- Kurra Jarawan Location in Uttar Pradesh, India
- Coordinates: 27°01′05″N 79°05′49″E﻿ / ﻿27.01806°N 79.09694°E
- Country: India
- State: Uttar Pradesh
- District: Mainpuri
- Tehsil: Karhal

Area
- • Total: 16.891 km^{2} (6.522 sq mi)

Population (2011)
- • Total: 9,014
- • Density: 533.7/km^{2} (1,382/sq mi)
- Time zone: UTC+5:30 (IST)
- PIN: 205268

= Kurra Jarawan =

Village in Uttar Pradesh, India

Kurra Jarawan is a village in Karhal block of Mainpuri district, Uttar Pradesh. The village technically encompasses some 25 separate hamlets, which are grouped together for administrative purposes. A market is held in the village twice per week. As of 2011, Kurra Jarawan has a total population of 9,014, in 1,568 households.

== Name ==
The village is called both "Kurra Jarawan" and just "Kurra".

== Geography ==
Kurra Jarawan is located on the main road between Kishni and Karhal, about 16 km from Karhal. A branch of the Etawah Canal passes by the village; there is also a prominent jhil on village lands. The village lands cover 4,109 acres, or about 16.6 square kilometres. 25 distinct settlements of various sizes exist within this area; they are all grouped together into a single village unit (or mauza) for administrative purposes.

=== Land use ===
According to the 2011 census, Kurra Jarawan has a total area of 1,689.1 hectares, of which 1,249.1 were currently farmland and 112.0 were under non-agricultural use. 120.0 hectares were occupied by orchards, 0 by pastures, 10.7 were classified as cultivable but not currently under any agricultural use, and 0 were classified as non-cultivable. No forests existed on village lands.

== Demographics ==
As of 2011, Kurra Jarawan had a population of 9,014, in 1,568 households. This population was 53.7% male (4,842) and 46.3% female (4,172). The 0-6 age group numbered 1,435 (754 male and 681 female), or 15.9% of the total population. 2,043 residents were members of Scheduled Castes, or 22.7% of the total.

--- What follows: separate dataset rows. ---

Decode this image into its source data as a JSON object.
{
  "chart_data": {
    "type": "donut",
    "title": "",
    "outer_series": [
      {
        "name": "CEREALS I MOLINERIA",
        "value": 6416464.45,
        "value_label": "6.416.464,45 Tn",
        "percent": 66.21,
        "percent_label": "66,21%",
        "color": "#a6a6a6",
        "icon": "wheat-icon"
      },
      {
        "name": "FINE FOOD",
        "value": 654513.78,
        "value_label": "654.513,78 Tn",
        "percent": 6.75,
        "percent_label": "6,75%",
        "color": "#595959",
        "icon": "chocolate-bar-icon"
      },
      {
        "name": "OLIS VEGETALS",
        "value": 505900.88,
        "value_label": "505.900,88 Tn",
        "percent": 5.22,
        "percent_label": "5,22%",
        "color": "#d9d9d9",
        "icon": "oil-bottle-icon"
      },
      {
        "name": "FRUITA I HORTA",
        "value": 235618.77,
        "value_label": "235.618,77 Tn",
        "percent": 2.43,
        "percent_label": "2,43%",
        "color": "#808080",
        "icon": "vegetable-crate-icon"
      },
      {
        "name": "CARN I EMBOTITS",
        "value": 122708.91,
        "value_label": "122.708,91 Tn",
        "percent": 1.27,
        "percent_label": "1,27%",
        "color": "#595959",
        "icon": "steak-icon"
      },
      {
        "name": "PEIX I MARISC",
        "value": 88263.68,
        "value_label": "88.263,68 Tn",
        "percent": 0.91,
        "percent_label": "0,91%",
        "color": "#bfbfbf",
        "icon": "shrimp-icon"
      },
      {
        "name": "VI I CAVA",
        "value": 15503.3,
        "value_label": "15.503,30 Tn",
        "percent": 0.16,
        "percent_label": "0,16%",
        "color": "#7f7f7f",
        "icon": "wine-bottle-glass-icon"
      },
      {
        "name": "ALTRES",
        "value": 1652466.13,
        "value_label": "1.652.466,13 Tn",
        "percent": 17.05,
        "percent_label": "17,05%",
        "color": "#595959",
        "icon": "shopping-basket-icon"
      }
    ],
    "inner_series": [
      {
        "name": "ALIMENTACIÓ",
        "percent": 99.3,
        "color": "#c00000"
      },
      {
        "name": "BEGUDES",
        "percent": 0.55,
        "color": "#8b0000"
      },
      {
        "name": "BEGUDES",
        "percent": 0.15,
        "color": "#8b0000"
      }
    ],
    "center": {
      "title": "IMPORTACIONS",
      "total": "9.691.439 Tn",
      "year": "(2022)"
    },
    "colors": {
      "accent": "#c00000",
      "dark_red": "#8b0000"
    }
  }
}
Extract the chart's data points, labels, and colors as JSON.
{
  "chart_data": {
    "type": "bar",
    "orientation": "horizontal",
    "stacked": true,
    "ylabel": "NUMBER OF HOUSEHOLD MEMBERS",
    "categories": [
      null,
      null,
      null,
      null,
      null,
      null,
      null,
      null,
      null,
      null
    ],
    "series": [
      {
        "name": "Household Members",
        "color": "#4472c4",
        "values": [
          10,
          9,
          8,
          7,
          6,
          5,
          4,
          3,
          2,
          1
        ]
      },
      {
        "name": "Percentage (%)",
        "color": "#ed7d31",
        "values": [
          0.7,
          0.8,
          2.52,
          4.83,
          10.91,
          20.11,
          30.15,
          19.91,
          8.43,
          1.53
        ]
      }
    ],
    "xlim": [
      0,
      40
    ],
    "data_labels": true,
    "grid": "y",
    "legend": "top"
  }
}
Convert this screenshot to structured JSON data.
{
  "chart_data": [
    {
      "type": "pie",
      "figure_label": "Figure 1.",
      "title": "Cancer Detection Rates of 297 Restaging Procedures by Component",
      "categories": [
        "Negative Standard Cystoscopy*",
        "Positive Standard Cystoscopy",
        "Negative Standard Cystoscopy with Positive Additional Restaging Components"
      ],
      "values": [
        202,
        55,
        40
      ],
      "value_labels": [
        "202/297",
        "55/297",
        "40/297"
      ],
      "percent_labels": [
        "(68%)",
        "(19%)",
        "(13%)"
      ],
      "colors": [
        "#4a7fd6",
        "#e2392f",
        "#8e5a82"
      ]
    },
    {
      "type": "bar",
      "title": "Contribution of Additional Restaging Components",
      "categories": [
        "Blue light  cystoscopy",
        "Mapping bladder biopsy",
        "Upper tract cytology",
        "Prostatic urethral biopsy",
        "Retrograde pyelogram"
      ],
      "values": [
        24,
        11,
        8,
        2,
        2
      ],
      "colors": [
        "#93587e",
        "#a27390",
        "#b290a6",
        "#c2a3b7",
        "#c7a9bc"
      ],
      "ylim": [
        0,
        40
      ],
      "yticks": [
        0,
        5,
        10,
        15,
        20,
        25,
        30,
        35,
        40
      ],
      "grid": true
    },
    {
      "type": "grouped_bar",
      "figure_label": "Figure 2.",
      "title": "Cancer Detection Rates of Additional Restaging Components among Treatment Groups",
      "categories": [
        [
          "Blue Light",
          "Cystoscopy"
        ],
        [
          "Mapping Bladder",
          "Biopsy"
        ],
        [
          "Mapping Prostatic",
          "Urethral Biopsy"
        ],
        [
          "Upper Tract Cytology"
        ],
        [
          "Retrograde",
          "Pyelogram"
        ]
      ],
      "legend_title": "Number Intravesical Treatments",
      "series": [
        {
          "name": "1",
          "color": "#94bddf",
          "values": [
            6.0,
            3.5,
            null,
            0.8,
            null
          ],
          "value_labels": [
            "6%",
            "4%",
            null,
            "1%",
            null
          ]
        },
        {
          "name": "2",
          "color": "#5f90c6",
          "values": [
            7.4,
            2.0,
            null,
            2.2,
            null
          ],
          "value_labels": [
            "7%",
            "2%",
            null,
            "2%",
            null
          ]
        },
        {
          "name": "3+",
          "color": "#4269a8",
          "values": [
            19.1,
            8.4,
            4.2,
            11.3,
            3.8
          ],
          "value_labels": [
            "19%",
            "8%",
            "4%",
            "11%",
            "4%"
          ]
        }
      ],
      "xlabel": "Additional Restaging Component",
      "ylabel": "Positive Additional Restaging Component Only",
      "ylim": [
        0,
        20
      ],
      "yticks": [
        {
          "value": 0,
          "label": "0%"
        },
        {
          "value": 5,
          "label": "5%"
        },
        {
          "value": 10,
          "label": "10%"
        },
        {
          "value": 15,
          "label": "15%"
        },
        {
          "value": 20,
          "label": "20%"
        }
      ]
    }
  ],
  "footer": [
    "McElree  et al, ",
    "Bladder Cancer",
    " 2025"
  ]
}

The 1961 census recorded Kurra Jarawan as comprising 25 hamlets, with a total population of 3,511 people (1,733 male and 1,778 female), in 638 households and 267 physical houses. The area of the village was given as 4,109 acres.

As of 1901, Kurra Jarawan had a population of 2,850, with a plurality belonging to the Ahir, Brahman, and Thakur groups. The village comprised "two mahals and 23 hamlets, and it had a police station by that point.

== Economy ==
Kurra Jarawan hosts a market twice per week, on Thursdays and Saturdays. Cattle and grain are among the main commodities bought and sold here. There are not any commercial or cooperative banks in Kurra Jarawan, nor any agricultural credit societies.

== Infrastructure ==
As of 2011, Kurra Jarawan had 7 primary schools and 1 veterinary hospital. Drinking water was provided by hand pump; there were no public toilets. The village had a post office but no public library; there was at least some access to electricity for all purposes. Streets were made of both kachcha and pakka materials. There is also a police station in Kurra Jarawan.